As this reveals, these lawyers don’t even tell their clients what they’re really up to. Which is really convenient when the client’s money is under the lawyer’s control, and fuelling the bafflement I have always had about why anyone would trust an offshore lawyer with their money.
But perhaps most telling was this, which blows apartt the bunkum put out by the OECD, states like Jersey and Cayman and ministers like David Gauke in the UK who constantly claim that tax avoidance in tax havens is under control because of the existence of tax information exchange agreements:
Ziva Robertson from Withers said that there was a big difference between the political will to be seen to be creating TIEAs and the actual economic effect of their implementation.

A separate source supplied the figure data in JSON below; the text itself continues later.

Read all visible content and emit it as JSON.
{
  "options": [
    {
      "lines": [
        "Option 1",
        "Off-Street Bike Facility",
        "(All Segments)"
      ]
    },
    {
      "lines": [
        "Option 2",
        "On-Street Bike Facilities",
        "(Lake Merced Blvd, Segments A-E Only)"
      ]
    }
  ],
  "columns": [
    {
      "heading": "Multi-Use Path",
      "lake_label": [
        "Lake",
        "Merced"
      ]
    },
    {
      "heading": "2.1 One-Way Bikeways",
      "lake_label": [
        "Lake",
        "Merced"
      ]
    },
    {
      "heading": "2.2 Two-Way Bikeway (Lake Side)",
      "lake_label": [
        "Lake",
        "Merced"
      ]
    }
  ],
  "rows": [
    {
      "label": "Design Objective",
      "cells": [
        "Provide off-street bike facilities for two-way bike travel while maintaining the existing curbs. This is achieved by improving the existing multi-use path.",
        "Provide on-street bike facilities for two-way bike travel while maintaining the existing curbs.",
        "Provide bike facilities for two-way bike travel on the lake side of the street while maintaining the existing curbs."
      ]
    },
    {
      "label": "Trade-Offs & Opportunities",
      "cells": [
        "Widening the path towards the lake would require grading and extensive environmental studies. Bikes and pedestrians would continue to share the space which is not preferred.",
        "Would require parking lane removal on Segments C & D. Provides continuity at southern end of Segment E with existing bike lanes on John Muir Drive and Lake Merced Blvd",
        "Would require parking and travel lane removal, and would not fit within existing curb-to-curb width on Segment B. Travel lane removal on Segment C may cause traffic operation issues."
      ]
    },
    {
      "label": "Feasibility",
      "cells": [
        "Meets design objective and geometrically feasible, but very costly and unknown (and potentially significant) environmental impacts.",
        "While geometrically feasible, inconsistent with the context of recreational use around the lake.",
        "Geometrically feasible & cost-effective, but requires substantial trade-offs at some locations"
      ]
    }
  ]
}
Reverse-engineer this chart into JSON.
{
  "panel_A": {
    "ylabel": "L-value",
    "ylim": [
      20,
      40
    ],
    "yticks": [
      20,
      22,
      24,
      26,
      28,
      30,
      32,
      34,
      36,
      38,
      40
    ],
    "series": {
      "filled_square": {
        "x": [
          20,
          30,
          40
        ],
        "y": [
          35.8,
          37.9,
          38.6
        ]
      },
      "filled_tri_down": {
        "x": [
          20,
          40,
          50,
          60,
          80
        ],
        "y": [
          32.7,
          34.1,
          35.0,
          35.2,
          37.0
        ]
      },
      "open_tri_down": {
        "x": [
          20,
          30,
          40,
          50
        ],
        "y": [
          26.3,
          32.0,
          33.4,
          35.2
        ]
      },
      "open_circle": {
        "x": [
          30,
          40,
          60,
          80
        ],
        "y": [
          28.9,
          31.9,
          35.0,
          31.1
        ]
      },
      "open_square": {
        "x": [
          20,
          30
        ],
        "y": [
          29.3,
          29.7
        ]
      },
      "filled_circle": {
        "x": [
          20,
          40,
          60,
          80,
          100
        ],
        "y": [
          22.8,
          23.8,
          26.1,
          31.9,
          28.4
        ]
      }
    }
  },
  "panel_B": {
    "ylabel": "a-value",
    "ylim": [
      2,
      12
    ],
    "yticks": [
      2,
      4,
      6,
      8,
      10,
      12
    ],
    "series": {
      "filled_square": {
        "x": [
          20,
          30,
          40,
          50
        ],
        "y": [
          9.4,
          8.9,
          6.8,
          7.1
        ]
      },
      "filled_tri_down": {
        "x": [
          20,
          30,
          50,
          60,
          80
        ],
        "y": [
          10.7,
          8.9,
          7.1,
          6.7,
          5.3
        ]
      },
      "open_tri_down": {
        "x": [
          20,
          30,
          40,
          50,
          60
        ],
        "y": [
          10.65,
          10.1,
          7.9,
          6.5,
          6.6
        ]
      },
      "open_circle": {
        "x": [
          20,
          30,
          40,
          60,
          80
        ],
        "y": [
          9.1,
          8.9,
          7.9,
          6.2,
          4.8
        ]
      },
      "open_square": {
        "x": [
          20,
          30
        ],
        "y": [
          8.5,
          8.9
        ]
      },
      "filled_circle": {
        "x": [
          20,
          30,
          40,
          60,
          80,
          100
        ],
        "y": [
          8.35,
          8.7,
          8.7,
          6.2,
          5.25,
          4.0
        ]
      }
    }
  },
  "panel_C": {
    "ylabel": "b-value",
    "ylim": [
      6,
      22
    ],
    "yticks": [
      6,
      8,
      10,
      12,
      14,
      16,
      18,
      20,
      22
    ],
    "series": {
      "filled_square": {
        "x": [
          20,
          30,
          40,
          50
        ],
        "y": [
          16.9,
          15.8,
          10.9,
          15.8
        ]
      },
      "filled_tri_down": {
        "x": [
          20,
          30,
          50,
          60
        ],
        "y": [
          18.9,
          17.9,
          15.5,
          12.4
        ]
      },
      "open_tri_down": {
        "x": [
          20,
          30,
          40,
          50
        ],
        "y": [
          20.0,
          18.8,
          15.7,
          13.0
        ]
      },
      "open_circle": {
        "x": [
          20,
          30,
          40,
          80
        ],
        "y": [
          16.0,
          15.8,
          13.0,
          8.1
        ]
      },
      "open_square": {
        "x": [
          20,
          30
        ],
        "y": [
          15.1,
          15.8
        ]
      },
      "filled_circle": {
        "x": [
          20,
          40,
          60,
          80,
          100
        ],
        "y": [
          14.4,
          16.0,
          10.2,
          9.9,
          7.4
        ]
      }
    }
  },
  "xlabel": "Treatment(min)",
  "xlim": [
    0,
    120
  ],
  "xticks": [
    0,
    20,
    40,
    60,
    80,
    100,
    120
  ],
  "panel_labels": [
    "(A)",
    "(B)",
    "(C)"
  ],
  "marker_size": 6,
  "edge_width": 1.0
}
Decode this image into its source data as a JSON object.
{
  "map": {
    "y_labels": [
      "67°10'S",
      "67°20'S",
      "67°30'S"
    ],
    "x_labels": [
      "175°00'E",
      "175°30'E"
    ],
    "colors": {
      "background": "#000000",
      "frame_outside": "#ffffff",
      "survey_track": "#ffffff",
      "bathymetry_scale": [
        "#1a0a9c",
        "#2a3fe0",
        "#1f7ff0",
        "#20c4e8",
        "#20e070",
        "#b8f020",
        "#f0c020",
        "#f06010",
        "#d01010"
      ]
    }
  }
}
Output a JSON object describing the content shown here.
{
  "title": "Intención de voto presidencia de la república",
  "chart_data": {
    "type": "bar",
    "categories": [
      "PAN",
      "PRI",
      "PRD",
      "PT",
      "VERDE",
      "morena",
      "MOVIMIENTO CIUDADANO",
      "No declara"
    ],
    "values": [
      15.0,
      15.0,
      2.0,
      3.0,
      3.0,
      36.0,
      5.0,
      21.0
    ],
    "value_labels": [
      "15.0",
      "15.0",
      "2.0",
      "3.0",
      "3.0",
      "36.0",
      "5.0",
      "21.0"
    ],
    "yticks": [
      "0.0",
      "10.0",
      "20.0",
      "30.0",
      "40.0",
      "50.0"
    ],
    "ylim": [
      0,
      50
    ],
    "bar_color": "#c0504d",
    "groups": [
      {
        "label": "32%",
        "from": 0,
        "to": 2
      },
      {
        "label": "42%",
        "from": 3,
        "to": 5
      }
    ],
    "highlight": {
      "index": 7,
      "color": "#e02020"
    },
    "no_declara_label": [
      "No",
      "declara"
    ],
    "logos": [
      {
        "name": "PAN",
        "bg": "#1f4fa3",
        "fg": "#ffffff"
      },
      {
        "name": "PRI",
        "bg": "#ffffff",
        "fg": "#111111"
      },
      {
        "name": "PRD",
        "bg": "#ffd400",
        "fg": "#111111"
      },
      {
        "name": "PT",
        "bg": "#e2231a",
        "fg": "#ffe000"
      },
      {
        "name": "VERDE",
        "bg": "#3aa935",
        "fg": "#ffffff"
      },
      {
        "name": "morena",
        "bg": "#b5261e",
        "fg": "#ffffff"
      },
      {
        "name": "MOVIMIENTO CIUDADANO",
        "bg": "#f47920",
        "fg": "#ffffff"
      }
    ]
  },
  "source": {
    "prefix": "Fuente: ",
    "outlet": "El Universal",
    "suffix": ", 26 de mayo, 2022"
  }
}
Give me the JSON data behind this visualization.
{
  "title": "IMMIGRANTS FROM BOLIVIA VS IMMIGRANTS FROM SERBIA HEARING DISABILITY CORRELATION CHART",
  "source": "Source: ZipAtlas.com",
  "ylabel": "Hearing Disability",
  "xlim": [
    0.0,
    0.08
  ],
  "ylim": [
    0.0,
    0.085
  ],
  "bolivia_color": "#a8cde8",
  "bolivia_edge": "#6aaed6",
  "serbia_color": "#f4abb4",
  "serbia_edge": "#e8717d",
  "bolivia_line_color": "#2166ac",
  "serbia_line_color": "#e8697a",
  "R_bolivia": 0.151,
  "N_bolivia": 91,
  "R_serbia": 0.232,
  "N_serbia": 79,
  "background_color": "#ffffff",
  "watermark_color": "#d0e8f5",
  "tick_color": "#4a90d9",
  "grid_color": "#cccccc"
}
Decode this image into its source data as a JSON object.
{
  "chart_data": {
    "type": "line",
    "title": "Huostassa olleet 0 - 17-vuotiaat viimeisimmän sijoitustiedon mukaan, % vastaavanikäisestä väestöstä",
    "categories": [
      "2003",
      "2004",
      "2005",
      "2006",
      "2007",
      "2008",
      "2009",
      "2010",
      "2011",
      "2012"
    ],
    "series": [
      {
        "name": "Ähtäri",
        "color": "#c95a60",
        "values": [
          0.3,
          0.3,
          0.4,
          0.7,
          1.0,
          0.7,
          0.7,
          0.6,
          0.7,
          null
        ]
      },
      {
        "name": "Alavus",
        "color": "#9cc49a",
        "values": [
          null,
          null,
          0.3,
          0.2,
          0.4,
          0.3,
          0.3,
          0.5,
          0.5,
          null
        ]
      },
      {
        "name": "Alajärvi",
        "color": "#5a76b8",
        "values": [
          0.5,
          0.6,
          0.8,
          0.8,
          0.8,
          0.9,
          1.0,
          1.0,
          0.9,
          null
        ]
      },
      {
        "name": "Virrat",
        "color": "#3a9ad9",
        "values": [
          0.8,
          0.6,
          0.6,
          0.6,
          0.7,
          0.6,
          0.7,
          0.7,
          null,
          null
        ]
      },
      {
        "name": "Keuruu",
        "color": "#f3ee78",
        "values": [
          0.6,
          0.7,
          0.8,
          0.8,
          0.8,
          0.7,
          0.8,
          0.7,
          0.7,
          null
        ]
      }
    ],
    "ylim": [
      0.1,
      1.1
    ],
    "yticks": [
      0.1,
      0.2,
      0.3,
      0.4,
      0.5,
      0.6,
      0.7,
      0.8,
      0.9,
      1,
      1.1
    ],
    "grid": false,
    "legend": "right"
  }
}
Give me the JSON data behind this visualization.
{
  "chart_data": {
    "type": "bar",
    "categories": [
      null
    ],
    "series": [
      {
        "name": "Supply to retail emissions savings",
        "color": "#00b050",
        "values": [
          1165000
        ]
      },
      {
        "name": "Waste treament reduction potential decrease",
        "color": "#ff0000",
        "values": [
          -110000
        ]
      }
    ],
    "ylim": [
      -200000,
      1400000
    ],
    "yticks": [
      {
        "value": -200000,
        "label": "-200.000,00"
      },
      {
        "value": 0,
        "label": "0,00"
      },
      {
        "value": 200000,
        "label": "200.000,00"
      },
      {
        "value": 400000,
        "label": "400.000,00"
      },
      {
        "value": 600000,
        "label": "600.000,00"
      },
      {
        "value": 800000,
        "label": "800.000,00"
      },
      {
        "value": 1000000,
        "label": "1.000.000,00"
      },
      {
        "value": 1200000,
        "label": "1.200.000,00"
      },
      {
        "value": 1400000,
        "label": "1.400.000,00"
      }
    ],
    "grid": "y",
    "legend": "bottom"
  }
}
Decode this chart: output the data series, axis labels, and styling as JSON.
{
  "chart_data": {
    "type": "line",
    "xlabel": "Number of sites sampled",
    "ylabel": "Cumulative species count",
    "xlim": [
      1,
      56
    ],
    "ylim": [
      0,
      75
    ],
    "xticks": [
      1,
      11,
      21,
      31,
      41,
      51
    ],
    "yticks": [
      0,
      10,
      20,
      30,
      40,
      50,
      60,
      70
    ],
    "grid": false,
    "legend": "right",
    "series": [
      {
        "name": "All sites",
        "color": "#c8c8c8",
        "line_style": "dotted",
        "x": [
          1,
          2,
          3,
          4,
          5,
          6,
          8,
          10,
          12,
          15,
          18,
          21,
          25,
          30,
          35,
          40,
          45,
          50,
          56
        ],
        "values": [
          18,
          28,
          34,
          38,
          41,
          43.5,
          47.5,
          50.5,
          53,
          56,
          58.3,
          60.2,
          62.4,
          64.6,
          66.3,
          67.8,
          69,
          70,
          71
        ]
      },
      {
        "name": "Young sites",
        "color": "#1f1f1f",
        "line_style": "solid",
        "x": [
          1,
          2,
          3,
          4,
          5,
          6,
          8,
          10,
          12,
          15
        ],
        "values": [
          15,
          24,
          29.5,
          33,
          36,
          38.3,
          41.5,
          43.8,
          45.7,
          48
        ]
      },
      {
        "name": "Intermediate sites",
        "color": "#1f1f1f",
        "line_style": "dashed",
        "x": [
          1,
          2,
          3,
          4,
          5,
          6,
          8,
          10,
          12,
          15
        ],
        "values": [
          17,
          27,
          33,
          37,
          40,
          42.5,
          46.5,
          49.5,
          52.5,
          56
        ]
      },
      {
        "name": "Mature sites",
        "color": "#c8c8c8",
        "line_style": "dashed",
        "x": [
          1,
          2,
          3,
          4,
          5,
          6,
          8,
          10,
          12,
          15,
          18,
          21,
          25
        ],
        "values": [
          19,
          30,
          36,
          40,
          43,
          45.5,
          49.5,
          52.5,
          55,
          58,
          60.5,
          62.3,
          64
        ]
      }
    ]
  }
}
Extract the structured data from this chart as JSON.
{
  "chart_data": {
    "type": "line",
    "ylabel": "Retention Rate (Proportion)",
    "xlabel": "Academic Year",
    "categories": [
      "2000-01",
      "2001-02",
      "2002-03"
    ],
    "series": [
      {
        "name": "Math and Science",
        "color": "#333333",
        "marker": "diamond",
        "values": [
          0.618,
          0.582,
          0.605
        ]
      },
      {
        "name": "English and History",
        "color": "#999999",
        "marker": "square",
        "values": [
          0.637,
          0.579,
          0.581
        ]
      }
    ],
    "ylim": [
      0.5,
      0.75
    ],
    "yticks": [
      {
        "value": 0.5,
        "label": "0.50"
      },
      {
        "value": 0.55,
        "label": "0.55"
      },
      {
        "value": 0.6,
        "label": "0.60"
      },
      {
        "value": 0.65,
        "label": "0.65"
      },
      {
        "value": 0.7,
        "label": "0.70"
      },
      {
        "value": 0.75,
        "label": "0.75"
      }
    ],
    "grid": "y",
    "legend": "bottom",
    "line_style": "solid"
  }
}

To put it another way they don’t work. It doesn’t take a lawyer to work that out. And why don’t they work? Because:
She also said the situation could sometimes be exacerbated by instances of privacy laws which explicitly prevented a trustee from providing the beneficiary with information. Trusts were becoming increasingly complex and often spanned a number of jurisdictions, with confidentiality meaning different things in different jurisdictions and meaning different things in times of war and in times of peace, she observed
In other words, the pinstripe brigade of offshore lawyers, accountants and bankers make sure that there is a self perpetuating income stream for themselves at expense to their clients and the governments of the world. At least they’re honest enough to admit it. Which is why I’ve taken the liberty of quoting at length.
The argument is over: tax information exchange agreements don’t work. Everyone knows it. The time for automatic information exchange has arrived.